Cowbridge restaurant wins Asian Curry Award

Thursday, 6 December 2018

– Business

by Philip IrwinGEM Reporter

A Cowbridge Indian restaurant is celebrating after picking up two awards in the Asian Curry awards for 2018.

It was an extra special thrill for the Shampan in Eastgate, because the present team has only been in charge since March of this year!

Nevertheless, the Shampan made a huge impact on the competition judges, with Pat Chapman, the founder of the ‘Good Curry guide’ declaring: “If I was local, I would be a regular there!”

At the award ceremony in London, chef Ashi Aravind was named as ‘Asian Chef of the Year 2018 Wales’, while the Shampan was highly commended in the ‘Best Indian Restaurant Wales’ category.

Chef Ashi (nicknamed ‘Ash’) has been cooking professionally for 18 years and his journey began in a naval base restaurant in Kochi, Kerala, India as a chef. Here he learned about the art of discipline in life and in the profession.

Later with the Casino group of hotels, he was exposed to the intricacies of South Indian cuisine.

An opportunity in Dubai was his first exposure to world of international cuisine, and he enjoyed five good years as South Indian chef.

In 2009, he was offered a job at Cardiff’s famous Mint Mustard Restaurant’s Chai Street, which specialises in Indian street food.

Here he had added more skills to his repertoire and he has since worked in a variety of food service settings in the area including food trucks, and restaurants such as the Purple Poppodom and Pickled Pepper.

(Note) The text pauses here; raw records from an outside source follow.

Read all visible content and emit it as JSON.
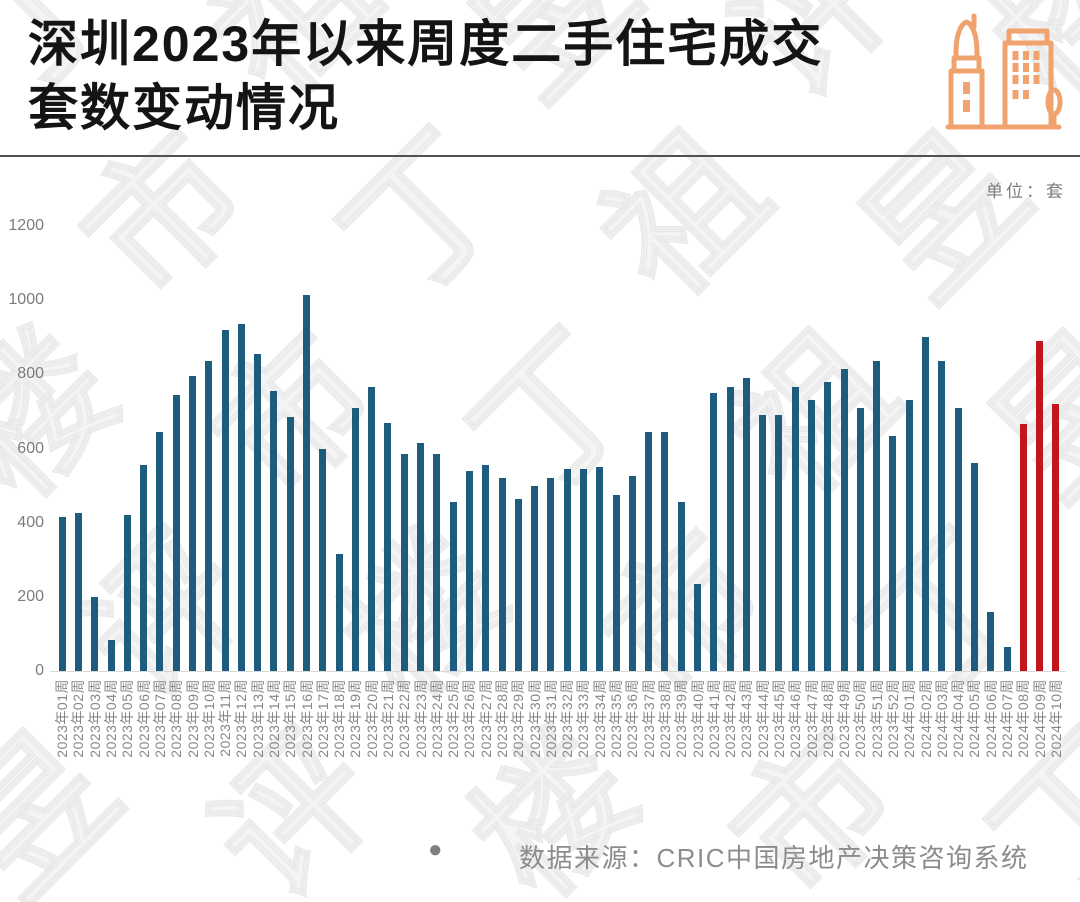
{
  "title": {
    "line1": "深圳2023年以来周度二手住宅成交",
    "line2": "套数变动情况"
  },
  "unit_label": "单位：套",
  "watermark_text": "丁祖昱评楼市",
  "footer": {
    "bullet": "●",
    "source": "数据来源：CRIC中国房地产决策咨询系统"
  },
  "icon": {
    "name": "buildings-icon",
    "color": "#F0A36E"
  },
  "colors": {
    "bar_blue": "#1D5C7C",
    "bar_red": "#C3161C",
    "title_text": "#141414",
    "axis_text": "#7c7c7c",
    "x_label_text": "#878787",
    "footer_text": "#8c8c8c",
    "divider": "#515151",
    "axis_line": "#d8d8d8",
    "icon_orange": "#F0A36E",
    "watermark": "#e9e9e9"
  },
  "chart_data": {
    "type": "bar",
    "title": "深圳2023年以来周度二手住宅成交套数变动情况",
    "unit": "套",
    "xlabel": "",
    "ylabel": "",
    "ylim": [
      0,
      1200
    ],
    "yticks": [
      0,
      200,
      400,
      600,
      800,
      1000,
      1200
    ],
    "grid": false,
    "legend": false,
    "bar_color": "#1D5C7C",
    "highlight_color": "#C3161C",
    "highlight_categories": [
      "2024年08周",
      "2024年09周",
      "2024年10周"
    ],
    "categories": [
      "2023年01周",
      "2023年02周",
      "2023年03周",
      "2023年04周",
      "2023年05周",
      "2023年06周",
      "2023年07周",
      "2023年08周",
      "2023年09周",
      "2023年10周",
      "2023年11周",
      "2023年12周",
      "2023年13周",
      "2023年14周",
      "2023年15周",
      "2023年16周",
      "2023年17周",
      "2023年18周",
      "2023年19周",
      "2023年20周",
      "2023年21周",
      "2023年22周",
      "2023年23周",
      "2023年24周",
      "2023年25周",
      "2023年26周",
      "2023年27周",
      "2023年28周",
      "2023年29周",
      "2023年30周",
      "2023年31周",
      "2023年32周",
      "2023年33周",
      "2023年34周",
      "2023年35周",
      "2023年36周",
      "2023年37周",
      "2023年38周",
      "2023年39周",
      "2023年40周",
      "2023年41周",
      "2023年42周",
      "2023年43周",
      "2023年44周",
      "2023年45周",
      "2023年46周",
      "2023年47周",
      "2023年48周",
      "2023年49周",
      "2023年50周",
      "2023年51周",
      "2023年52周",
      "2024年01周",
      "2024年02周",
      "2024年03周",
      "2024年04周",
      "2024年05周",
      "2024年06周",
      "2024年07周",
      "2024年08周",
      "2024年09周",
      "2024年10周"
    ],
    "values": [
      415,
      425,
      200,
      85,
      420,
      555,
      645,
      745,
      795,
      835,
      920,
      935,
      855,
      755,
      685,
      1015,
      600,
      315,
      710,
      765,
      670,
      585,
      615,
      585,
      455,
      540,
      555,
      520,
      465,
      500,
      520,
      545,
      545,
      550,
      475,
      525,
      645,
      645,
      455,
      235,
      750,
      765,
      790,
      690,
      690,
      765,
      730,
      780,
      815,
      710,
      835,
      635,
      730,
      900,
      835,
      710,
      560,
      160,
      65,
      665,
      890,
      720
    ]
  }
}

What Ash and his team at the Shampan believe in is authentic Indian cuisine – with Keralan cookery a speciality.

Authentic means doing away with excess salt, sugar, oil and artificial colourings, and letting the natural ingredients and spice work in the way they are intended.

Base sauces, where one sauce might feature in a range of dishes are banned in the Shampan, and each dish is prepared from scratch, using the right ingredients. No sauce is bought in.

It means that some popular Indian dishes look different, but the flavour is what counts at the Shampan.

The GEM was able to sample a mix of the Shampan’s dishes, and I enjoyed three different, but extremely tasty curries.

First was an Allepy prawn curry, made with ginger, raw mango and coconut gravy, tempered with fenugreek and curry – medium hot and full of flavour.

Next was a Lamb Rogan, made with ground spices, garlic, ginger and onions with saffron, and this was bursting with tasty elements.

This was followed by a Nadan chicken curry, a Kerala-style chicken prepared with coconut milk, curry leaves, ginger and tomatoes – a mild curry but once again full of flavour.

Before those tasters, there were some delightful starters, a Mumbai Street Chaat that melted in the mouth, a moist and succulent onion bhaji, and a lightly-battered soft shell crab – all leaving you wanting more!

The Shampan management team of Ashi, Saleem and Jabed are aiming to keep updating the menu and introduce more specialities.

In fact, they work with the well-known chef Pramod Nair, who acts as ‘Culinary Innovating director’, so the long-term aim is to offer diners variety and excellence, showcasing the best of authentic indian food!